Weekly water changes of 10 to 15 percent are sufficient for a lightly stocked shrimp tank. Match the replacement water's temperature and chemistry as closely as possible to the tank water. Adding new water slowly — drip-style using airline tubing — minimizes parameter shock. Some keepers prepare replacement water a day in advance, treating and aerating it in a bucket so it reaches room temperature and offgasses any dissolved gases before entering the tank.

Copper is lethal to shrimp at concentrations that are harmless to fish. Check your tap water for copper if you live in an area with copper plumbing, and use a water conditioner that binds heavy metals (Seachem Prime is the standard recommendation). Also check the ingredient lists of any medications or fertilizers before adding them to a shrimp tank — many fish medications contain copper sulfate as an active ingredient.

Feeding and Nutrition

Cherry shrimp are omnivorous scavengers that eat biofilm, algae, decaying plant matter, and leftover fish food. In a well-established tank with live plants and moderate lighting, shrimp can subsist largely on naturally occurring biofilm and algae without supplemental feeding. However, supplemental feeding ensures consistent nutrition, supports breeding, and provides calcium for healthy molting.

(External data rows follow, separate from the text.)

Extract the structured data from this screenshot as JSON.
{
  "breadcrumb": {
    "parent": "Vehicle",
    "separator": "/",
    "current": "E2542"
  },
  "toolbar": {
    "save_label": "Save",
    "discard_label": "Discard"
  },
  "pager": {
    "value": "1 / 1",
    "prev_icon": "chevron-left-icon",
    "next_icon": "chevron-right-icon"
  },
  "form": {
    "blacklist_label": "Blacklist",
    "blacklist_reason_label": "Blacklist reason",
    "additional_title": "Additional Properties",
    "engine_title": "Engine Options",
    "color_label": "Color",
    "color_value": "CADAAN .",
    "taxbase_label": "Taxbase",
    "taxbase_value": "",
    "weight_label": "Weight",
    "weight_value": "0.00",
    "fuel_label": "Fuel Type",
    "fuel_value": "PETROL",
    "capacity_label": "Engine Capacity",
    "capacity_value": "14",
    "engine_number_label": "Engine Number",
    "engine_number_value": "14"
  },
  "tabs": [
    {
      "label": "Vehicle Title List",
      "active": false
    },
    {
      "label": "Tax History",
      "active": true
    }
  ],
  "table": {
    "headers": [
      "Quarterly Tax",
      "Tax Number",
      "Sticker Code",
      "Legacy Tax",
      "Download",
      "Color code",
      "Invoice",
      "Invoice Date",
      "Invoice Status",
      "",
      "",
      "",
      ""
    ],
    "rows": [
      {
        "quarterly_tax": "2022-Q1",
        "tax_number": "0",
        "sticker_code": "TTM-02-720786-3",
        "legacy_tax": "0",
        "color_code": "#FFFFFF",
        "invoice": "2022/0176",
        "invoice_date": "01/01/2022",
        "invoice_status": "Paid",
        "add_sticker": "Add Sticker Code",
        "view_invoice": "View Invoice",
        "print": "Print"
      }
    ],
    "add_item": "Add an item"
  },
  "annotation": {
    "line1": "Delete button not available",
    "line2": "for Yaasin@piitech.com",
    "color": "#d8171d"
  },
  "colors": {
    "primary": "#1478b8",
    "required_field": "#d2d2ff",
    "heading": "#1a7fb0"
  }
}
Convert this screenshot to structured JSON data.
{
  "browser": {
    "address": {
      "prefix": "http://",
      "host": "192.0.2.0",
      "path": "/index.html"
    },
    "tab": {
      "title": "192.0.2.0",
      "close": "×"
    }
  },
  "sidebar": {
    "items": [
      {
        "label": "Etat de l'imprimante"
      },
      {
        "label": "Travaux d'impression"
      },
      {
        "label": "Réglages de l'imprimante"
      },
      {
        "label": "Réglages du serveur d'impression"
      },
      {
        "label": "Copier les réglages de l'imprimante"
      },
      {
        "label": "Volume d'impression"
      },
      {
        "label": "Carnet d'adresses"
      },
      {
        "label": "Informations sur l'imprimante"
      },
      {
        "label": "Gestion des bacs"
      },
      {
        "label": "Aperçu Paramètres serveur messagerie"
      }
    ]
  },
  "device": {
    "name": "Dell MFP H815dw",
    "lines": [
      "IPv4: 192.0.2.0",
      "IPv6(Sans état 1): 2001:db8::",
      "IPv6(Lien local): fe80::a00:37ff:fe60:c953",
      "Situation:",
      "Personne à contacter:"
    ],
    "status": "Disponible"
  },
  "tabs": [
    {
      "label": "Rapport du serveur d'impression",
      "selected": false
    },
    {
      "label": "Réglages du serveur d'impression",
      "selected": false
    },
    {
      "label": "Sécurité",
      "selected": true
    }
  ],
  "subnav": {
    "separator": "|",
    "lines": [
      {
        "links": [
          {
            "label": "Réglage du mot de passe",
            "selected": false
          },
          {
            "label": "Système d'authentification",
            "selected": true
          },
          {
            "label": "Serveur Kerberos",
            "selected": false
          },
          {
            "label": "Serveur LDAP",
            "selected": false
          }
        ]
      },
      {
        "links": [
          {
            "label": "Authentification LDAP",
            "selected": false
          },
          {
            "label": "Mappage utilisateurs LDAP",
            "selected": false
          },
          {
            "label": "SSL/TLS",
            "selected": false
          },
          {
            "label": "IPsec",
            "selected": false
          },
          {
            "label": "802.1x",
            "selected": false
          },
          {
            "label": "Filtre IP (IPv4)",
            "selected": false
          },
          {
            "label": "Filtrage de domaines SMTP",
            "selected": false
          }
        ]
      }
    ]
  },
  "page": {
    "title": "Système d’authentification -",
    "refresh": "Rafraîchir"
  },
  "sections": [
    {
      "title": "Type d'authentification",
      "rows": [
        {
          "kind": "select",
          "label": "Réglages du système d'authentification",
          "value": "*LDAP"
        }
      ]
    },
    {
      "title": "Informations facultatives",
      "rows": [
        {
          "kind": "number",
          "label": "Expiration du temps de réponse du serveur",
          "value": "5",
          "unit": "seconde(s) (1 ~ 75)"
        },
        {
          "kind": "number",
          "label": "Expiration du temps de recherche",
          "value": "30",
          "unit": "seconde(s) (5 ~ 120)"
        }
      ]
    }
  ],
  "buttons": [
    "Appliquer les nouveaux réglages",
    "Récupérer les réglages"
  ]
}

Specialized shrimp foods — pellets and wafers formulated for invertebrates — provide balanced nutrition without the copper risk of generic fish foods. Blanched vegetables (zucchini, spinach, kale) are excellent supplements rich in vitamins. Drop a piece of blanched vegetable into the tank and remove any uneaten portion after two to three hours to prevent water quality issues. Mineral supplements like Shrimp King Mineral or crushed cuttlebone provide the calcium carbonate shrimp need for shell hardening after each molt.